O DESTINO DE RAMIRO –
………Na década de 60, morava na Rua Tiradentes, da minha terra natal (Sarandi-RS), um guri de pele parda, filho adotivo.
Ele era visto no pátio de minha casa, jogando bolitas… na calçada e no pátio da casa dele, jogando bola.
O Pai dele, por força da profissão (motorista de caminhão), passava vários períodos longe de casa.
Meu Pai chamava-o de RAMIRO.
Eu achava engraçado.
Ele queria seguir a profissão do Pai. Este tinha na garagem um caminhão Mercedes-Benz, de cabine azul. O RAMIRO gostava de brincar de “caminhãozinho”.
O Pai dele plantou árvores frutíferas e construiu um parreiral para ele comer uvas.
Ele estudava no melhor colégio da cidade, a Escola Normal Rural Santa Gema Galgani, o “Colégio das Irmãs”.
A vida estava valendo a pena!
Ele era alegre e esperto.
No pátio dos fundos, havia um pequeno campo de futebol, cheio de amigos.
Ele foi um bom amigo de infância!
Na primavera de 1963, quando ele tinha 10 anos, passou a ser perseguido por alguns rapazes de classe média.
Queriam pegá-lo na saída das aulas da tarde.
Ficavam na quadra do Ginásio esperando ele passar.
Estavam determinados.
Era uma questão de tempo…
Sabendo da intenção dos “grandes”, decidiu contornar o Ginásio, dando a volta pelo lado de cima.
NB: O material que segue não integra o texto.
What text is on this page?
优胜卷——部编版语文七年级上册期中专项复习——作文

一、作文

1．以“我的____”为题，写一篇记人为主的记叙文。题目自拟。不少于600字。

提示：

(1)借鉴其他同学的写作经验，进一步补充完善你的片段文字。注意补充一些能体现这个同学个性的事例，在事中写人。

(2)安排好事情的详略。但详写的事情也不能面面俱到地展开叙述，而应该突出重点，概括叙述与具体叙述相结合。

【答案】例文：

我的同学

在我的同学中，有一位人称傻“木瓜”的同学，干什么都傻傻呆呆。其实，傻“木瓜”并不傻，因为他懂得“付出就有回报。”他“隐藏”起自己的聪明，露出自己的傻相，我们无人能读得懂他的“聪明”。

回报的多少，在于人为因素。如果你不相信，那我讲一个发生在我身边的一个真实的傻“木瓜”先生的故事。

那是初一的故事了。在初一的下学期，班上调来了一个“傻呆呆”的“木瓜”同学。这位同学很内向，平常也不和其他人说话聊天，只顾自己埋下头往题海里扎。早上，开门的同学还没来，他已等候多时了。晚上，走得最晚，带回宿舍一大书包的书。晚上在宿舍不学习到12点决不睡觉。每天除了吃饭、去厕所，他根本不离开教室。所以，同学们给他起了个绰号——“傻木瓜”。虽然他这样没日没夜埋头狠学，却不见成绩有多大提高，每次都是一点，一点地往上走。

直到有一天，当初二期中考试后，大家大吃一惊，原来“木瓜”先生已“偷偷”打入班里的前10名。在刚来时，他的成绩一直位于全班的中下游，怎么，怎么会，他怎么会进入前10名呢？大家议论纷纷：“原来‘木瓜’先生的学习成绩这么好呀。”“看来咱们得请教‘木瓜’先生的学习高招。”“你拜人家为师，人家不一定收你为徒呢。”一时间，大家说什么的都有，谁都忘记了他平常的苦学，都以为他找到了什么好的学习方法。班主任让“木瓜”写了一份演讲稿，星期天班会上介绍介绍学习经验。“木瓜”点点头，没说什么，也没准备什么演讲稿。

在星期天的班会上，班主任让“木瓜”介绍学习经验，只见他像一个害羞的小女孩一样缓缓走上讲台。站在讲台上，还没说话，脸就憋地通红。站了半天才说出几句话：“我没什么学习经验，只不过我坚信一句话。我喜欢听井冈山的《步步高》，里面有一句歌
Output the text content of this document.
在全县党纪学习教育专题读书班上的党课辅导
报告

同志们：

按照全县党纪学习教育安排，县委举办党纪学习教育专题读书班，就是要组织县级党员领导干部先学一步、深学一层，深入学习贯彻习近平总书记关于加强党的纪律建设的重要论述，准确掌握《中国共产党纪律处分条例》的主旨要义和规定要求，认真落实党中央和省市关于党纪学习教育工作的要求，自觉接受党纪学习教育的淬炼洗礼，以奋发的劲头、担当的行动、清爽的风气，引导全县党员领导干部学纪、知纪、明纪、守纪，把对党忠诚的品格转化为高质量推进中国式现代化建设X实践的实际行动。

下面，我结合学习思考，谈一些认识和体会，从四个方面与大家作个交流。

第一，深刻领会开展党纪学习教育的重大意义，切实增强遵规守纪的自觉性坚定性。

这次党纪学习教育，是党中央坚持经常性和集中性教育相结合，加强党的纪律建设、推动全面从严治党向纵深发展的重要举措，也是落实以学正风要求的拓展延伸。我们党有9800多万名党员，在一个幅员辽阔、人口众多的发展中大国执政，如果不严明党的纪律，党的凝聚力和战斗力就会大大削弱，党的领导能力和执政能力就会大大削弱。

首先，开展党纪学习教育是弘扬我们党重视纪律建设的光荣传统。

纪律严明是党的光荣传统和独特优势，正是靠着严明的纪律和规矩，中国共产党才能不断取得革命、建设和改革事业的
Mesmo assim, foi alcançado.
Pegaram ele pelo braço e levaram-no a um local ermo.
Na grama, a pasta de couro marrom, aberta, com um caderno e uma caixinha de lápis de cor…
Os rapazes, indiferentes às lágrimas e ao medo do menino, revezavam-se, sem parar…
No dia seguinte, a mãe do RAMIRO me disse: “Meu filho chegou em casa todo lambuzado!
Dei queixa na Polícia!”.
Ela era uma das primeiras a ir à Escola para saber se o filho tinha passado de ano.
Os pais dele não mereciam tamanho desgosto!
O caso foi abafado.
Filhos de gente importante estavam envolvidos.
A Cidade perdeu uma grande oportunidade de aplicar uma punição exemplar, educativa.
A Sociedade não era santa.
Surgiam casos de alcoolismo e adultério.
Afinal, a carne é fraca.
Mas, naquele dia, a Cidade chegou no fundo do poço!
Só a educação das pessoas poderá evitar que casos semelhantes aconteçam!
A Matemática não é tudo!
O Português tampouco é tudo!
O ser humano precisa ser íntegro!
………Agora, o RAMIRO, traumatizado e com sequelas, olha pela janela.
Outros guris brincam lá fora. A vida continua.
O filho adotivo tem o direito de ser feliz!
Deve ser amado e respeitado; nunca discriminado!
Apesar de tudo, é preciso seguir em frente… com a esperança de dias melhores.